Crompton Place is owned by LaSalle Investment Management and has 46 shops and stores employing more than 500 staff.

Malcolm Angus, the mall manager, said: “We have five waste systems operating on the site.

“More than 80 per cent goes to a recovery facility and about 13 per cent, mainly food waste, goes to landfill.

“Paper is collected in 9kg bags and we have our own cardboard bailer, which we bought four years ago. Plastics are bailed on-site into parcels for the waste contractors.”

The waste is collected and recycled by SAICA Natur, a firm which operates in the UK, Spain and France. It also carries out an audit every year for Crompton Place to advise on any improvements.

Mr Angus said: “It makes environmental sense for Crompton Place to recycle and also provides us with an income. We earn about £600 a month from recycled cardboard.”

Mr Angus has worked in shopping centre management since 1997 and came to Crompton Place in 2006.

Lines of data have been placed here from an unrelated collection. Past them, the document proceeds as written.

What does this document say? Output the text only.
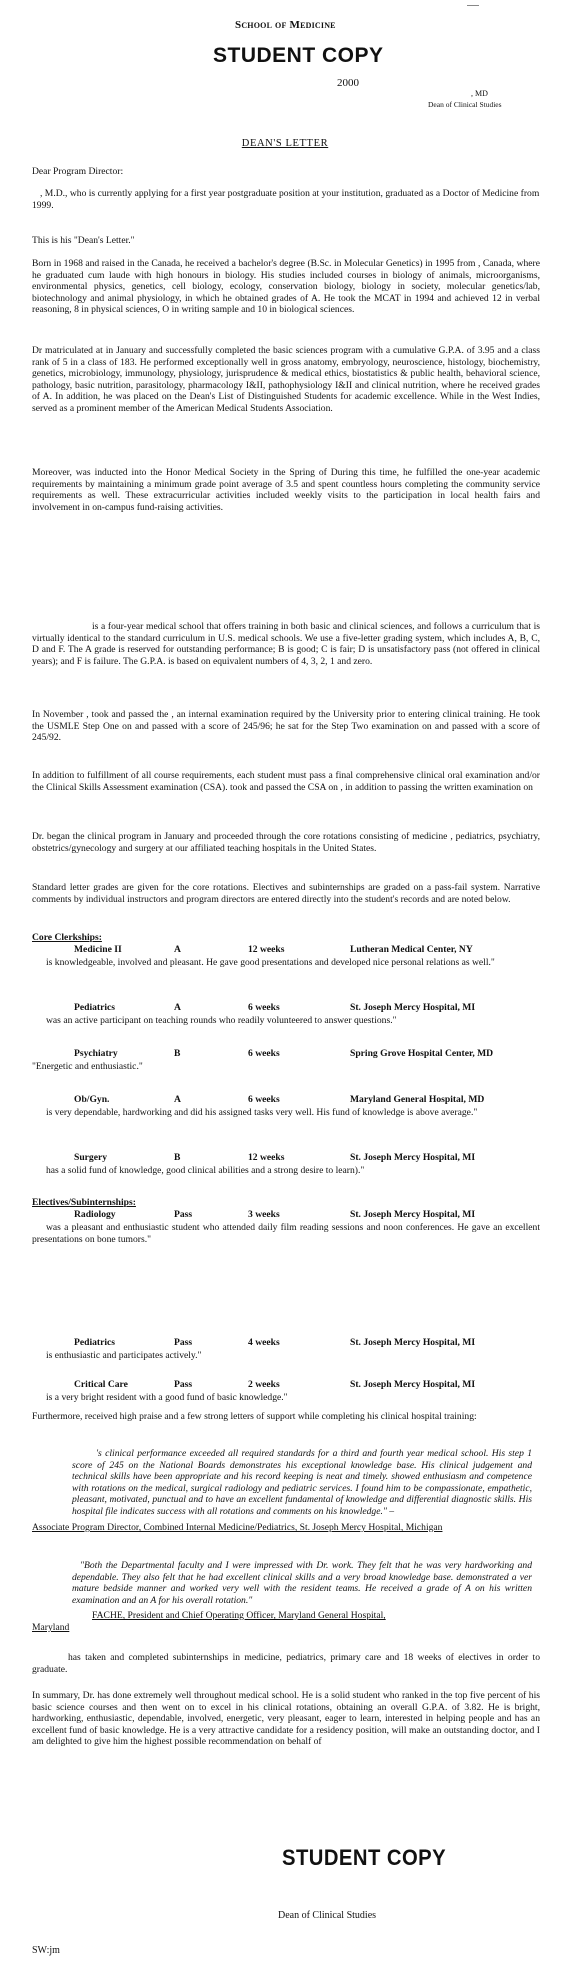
School of Medicine
STUDENT COPY
2000
, MD
Dean of Clinical Studies
DEAN'S LETTER

Dear Program Director:

, M.D., who is currently applying for a first year postgraduate position at your institution, graduated as a Doctor of Medicine from
1999.

This is his "Dean's Letter."

Born in 1968 and raised in the Canada, he received a bachelor's degree (B.Sc. in Molecular Genetics) in 1995 from , Canada, where he graduated cum laude with high honours in biology. His studies included courses in biology of animals, microorganisms, environmental physics, genetics, cell biology, ecology, conservation biology, biology in society, molecular genetics/lab, biotechnology and animal physiology, in which he obtained grades of A. He took the MCAT in 1994 and achieved 12 in verbal reasoning, 8 in physical sciences, O in writing sample and 10 in biological sciences.

Dr matriculated at in January and successfully completed the basic sciences program with a cumulative G.P.A. of 3.95 and a class rank of 5 in a class of 183. He performed exceptionally well in gross anatomy, embryology, neuroscience, histology, biochemistry, genetics, microbiology, immunology, physiology, jurisprudence & medical ethics, biostatistics & public health, behavioral science, pathology, basic nutrition, parasitology, pharmacology I&II, pathophysiology I&II and clinical nutrition, where he received grades of A. In addition, he was placed on the Dean's List of Distinguished Students for academic excellence. While in the West Indies, served as a prominent member of the American Medical Students Association.

Moreover, was inducted into the Honor Medical Society in the Spring of During this time, he fulfilled the one-year academic requirements by maintaining a minimum grade point average of 3.5 and spent countless hours completing the community service requirements as well. These extracurricular activities included weekly visits to the participation in local health fairs and involvement in on-campus fund-raising activities.

is a four-year medical school that offers training in both basic and clinical sciences, and follows a curriculum that is virtually identical to the standard curriculum in U.S. medical schools. We use a five-letter grading system, which includes A, B, C, D and F. The A grade is reserved for outstanding performance; B is good; C is fair; D is unsatisfactory pass (not offered in clinical years); and F is failure. The G.P.A. is based on equivalent numbers of 4, 3, 2, 1 and zero.

In November , took and passed the , an internal examination required by the University prior to entering clinical training. He took the USMLE Step One on and passed with a score of 245/96; he sat for the Step Two examination on and passed with a score of 245/92.

In addition to fulfillment of all course requirements, each student must pass a final comprehensive clinical oral examination and/or the Clinical Skills Assessment examination (CSA). took and passed the CSA on , in addition to passing the written examination on

Dr. began the clinical program in January and proceeded through the core rotations consisting of medicine , pediatrics, psychiatry, obstetrics/gynecology and surgery at our affiliated teaching hospitals in the United States.

Standard letter grades are given for the core rotations. Electives and subinternships are graded on a pass-fail system. Narrative comments by individual instructors and program directors are entered directly into the student's records and are noted below.

Core Clerkships:
Medicine II	A	12 weeks	Lutheran Medical Center, NY

is knowledgeable, involved and pleasant. He gave good presentations and developed nice personal relations as well."

Pediatrics	A	6 weeks	St. Joseph Mercy Hospital, MI

was an active participant on teaching rounds who readily volunteered to answer questions."

Psychiatry	B	6 weeks	Spring Grove Hospital Center, MD

"Energetic and enthusiastic."

Ob/Gyn.	A	6 weeks	Maryland General Hospital, MD

is very dependable, hardworking and did his assigned tasks very well. His fund of knowledge is above average."

Surgery	B	12 weeks	St. Joseph Mercy Hospital, MI

has a solid fund of knowledge, good clinical abilities and a strong desire to learn)."

Electives/Subinternships:
Radiology	Pass	3 weeks	St. Joseph Mercy Hospital, MI

was a pleasant and enthusiastic student who attended daily film reading sessions and noon conferences. He gave an excellent presentations on bone tumors."

Pediatrics	Pass	4 weeks	St. Joseph Mercy Hospital, MI

is enthusiastic and participates actively."

Critical Care	Pass	2 weeks	St. Joseph Mercy Hospital, MI

is a very bright resident with a good fund of basic knowledge."

Furthermore, received high praise and a few strong letters of support while completing his clinical hospital training:

's clinical performance exceeded all required standards for a third and fourth year medical school. His step 1 score of 245 on the National Boards demonstrates his exceptional knowledge base. His clinical judgement and technical skills have been appropriate and his record keeping is neat and timely. showed enthusiasm and competence with rotations on the medical, surgical radiology and pediatric services. I found him to be compassionate, empathetic, pleasant, motivated, punctual and to have an excellent fundamental of knowledge and differential diagnostic skills. His hospital file indicates success with all rotations and comments on his knowledge." –

Associate Program Director, Combined Internal Medicine/Pediatrics, St. Joseph Mercy Hospital, Michigan

"Both the Departmental faculty and I were impressed with Dr. work. They felt that he was very hardworking and dependable. They also felt that he had excellent clinical skills and a very broad knowledge base. demonstrated a ver mature bedside manner and worked very well with the resident teams. He received a grade of A on his written examination and an A for his overall rotation."

FACHE, President and Chief Operating Officer, Maryland General Hospital,

Maryland

has taken and completed subinternships in medicine, pediatrics, primary care and 18 weeks of electives in order to graduate.

In summary, Dr. has done extremely well throughout medical school. He is a solid student who ranked in the top five percent of his basic science courses and then went on to excel in his clinical rotations, obtaining an overall G.P.A. of 3.82. He is bright, hardworking, enthusiastic, dependable, involved, energetic, very pleasant, eager to learn, interested in helping people and has an excellent fund of basic knowledge. He is a very attractive candidate for a residency position, will make an outstanding doctor, and I am delighted to give him the highest possible recommendation on behalf of

STUDENT COPY
Dean of Clinical Studies
SW:jm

Three years ago the centre won the top Diamond Award and a Healthy Living Award. It was also highly commended in the Environmental Best Practice category in the Groundwork Environmental Awards. These are run by the Groundwork trusts across the UK, including the Bury and Bolton branch.

Judges praised the mall’s work for going beyond legal requirements and including staff, customers and schoolchildren.

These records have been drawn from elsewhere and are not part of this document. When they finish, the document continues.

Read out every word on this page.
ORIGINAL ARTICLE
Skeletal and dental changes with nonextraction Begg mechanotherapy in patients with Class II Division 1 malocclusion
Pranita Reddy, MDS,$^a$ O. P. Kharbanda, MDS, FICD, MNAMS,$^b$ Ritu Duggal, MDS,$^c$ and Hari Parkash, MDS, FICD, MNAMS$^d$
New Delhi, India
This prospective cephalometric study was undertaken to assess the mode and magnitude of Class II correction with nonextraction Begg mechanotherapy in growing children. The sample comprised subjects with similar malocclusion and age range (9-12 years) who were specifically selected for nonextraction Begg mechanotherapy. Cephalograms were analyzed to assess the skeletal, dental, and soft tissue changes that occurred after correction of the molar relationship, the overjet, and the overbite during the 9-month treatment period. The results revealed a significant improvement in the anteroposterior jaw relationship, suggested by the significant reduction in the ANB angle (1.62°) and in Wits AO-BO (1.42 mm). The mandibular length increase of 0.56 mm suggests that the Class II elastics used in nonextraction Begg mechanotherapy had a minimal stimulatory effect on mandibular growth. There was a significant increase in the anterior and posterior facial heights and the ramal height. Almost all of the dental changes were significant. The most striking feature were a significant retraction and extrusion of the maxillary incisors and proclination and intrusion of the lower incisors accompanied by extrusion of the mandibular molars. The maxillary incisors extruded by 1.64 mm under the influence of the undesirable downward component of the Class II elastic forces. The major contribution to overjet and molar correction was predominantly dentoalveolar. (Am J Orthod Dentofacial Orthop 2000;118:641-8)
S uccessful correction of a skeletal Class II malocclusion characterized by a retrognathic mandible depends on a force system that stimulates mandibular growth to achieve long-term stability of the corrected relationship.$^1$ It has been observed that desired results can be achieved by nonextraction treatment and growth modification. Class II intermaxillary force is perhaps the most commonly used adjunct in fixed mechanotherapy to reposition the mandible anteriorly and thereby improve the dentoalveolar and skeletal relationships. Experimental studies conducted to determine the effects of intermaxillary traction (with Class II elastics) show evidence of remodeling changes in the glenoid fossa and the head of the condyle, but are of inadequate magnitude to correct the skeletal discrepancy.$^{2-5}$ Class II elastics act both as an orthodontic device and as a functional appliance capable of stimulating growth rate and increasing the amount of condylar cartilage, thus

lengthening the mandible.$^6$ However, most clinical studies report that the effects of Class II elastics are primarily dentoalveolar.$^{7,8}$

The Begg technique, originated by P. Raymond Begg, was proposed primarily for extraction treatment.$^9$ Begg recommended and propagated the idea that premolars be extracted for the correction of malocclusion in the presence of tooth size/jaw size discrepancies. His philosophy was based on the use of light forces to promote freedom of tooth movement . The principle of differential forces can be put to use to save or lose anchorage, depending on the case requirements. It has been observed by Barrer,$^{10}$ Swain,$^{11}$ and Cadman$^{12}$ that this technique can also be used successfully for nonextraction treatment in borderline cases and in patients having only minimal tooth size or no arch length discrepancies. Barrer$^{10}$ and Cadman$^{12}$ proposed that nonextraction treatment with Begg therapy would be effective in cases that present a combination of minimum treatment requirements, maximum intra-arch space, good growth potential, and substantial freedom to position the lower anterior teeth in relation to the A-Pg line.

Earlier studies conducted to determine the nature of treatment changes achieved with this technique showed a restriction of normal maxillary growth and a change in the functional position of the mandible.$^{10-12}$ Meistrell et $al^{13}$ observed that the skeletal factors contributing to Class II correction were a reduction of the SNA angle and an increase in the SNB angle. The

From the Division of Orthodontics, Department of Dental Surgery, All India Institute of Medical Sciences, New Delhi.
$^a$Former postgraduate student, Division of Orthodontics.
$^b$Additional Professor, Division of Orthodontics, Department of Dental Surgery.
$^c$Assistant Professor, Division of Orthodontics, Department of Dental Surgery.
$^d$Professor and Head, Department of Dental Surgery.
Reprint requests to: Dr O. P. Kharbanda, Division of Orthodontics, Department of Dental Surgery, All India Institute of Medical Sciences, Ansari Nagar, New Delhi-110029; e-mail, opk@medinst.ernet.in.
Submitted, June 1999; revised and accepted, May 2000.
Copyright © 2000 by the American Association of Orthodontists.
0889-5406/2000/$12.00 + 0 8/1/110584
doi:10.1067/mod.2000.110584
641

Mr Angus added: “In recent years we have reduced water and electricity consumption, fitted 170 energy-saving lights and installed motion sensors in areas which were little used, which has saved 24,000 kilowatts of energy.

“We have also installed flush saver devices and fitted spray taps to reduce water consumption by 475 cubic metres.

“It’s important that a shopping centre is environmentally friendly and seen to be playing its part in conserving energy and recycling as much as we can to reduce landfill.”

Mr Angus’s personal efforts have also been recognised. He won a manager of the year industry award last year, when judges looked at how the centre engages with retailers.

They also said Mr Angus had helped increase the shopping centre’s commercial activity, despite the tough times facing all retailers.